Your overall theatre experience is expanded with art exhibits in our lobby gallery. Be sure to check out the beautiful work of these visual artists on your next trip to Next Act.
Curator Jim Toth creates a unique collection of works to complement each Next Act production.
Home Grown
The Art of Rachel Catlett
Like Peg in SWING STATE, our featured artist, Rachel Catlett, has an intimate relationship with her rural environment and the people who inhabit it. Her own words best express this dynamic:
My paintings combine vibrant color, nuanced light, gestural marks, and the depiction of figures at their real and humble work.
My goal is to share a poignant reminder of our connection with the environment through stewardship. The central theme of my painted stories is that there is inherent beauty in our labor; both externally, in how well we steward our surroundings, and internally in how we tend our purpose and well-being.
My paintings are about this story.
My work is grounded in the shared understanding of agrarianism -that our existence holds purpose- we are created to tend our Eden.
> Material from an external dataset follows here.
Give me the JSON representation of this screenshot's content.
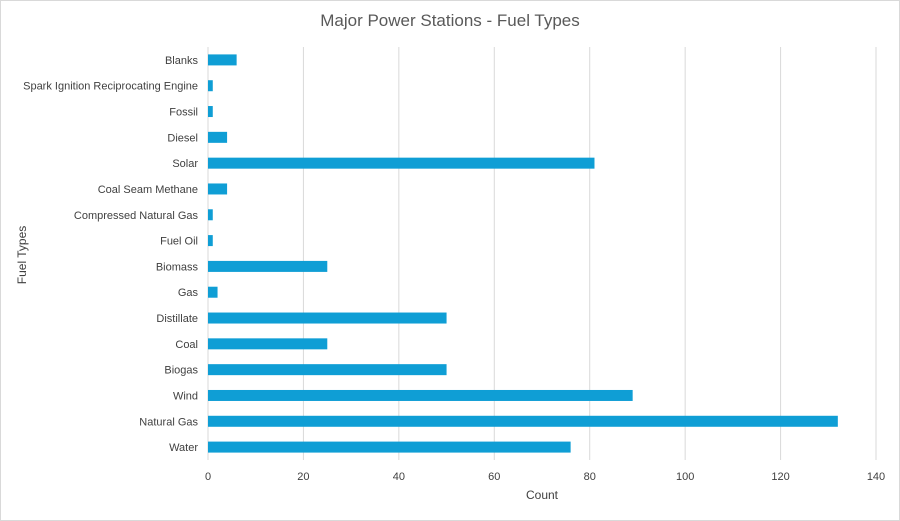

It is always rewarding to find an artist whose work resonates so well with the themes of the play. I am thrilled to showcase Rachel’s art as a vibrant part of the SWING STATE experience.

Rachel Catlett is an artist and a shepherd, living and working on a small regenerative sheep farm in Sugar Creek, Wisconsin. With an MFA in printmaking from Colorado State University, she went on to a 30-year career in ornamental horticulture, beginning at the Chicago Botanic Garden and continuing on as a professional gardener in the Chicagoland and Southern Wisconsin region.
Inspired by a lifelong desire to return to her family’s rural heritage as ranchers, she pursued her interest in regenerative agriculture. She and her husband Ed purchased Brown Dog Farm in 2016 where they raise heritage-breed sheep and goats for wool and meat, and rotationally graze livestock to build soil and sequester carbon.
Her artwork tells the story of rural life and the work of ranchers and farmers. Rachel has continued her painting practice through multiple careers and shows regionally in the Midwest. She accepts commissions and maintains her studio practice in her farm studio. She enjoys teaching painting and drawing in her rural community, gardening, tending her livestock with the help of her brown dogs, and working with her woodworking husband, restoring their old farmhouse and barns.





Since the 2014-15 season, Jim has been curating and installing art exhibits for Next Act’s lobby gallery. Drawing on his connections as an artist and retired art educator, he has brought in a wide variety of local artists whose work complements our productions and enriches our patrons’ theatre experiences. He is especially pleased when the art and the play seem to have been meant for each other, as with Michael Andrysczyk’s detailed drawings of winter scenes paired with ALMOST, MAINE and Coree Coppinger’s powerful black and white photographs of MMA fighters paired with THE ELABORATE ENTRANCE OF CHAD DEITY. Before retiring, Jim had a two-career history, first as an Art Teacher and K-12 Art Coordinator for the South Milwaukee School District and then as the Director of Exhibits for the Betty Brinn Children’s Museum. In addition to his volunteer work for Next Act, he serves on the board for the Milwaukee Area Teachers of Art and as president of the south side community choir Cantare Chorale. He is also an artist who has show his sculpture at numerous art fairs including MAM’s Lakefront Festival of Arts and in many small group and gallery exhibitions. Jim and his wife Karen are long-time residents of Bay View.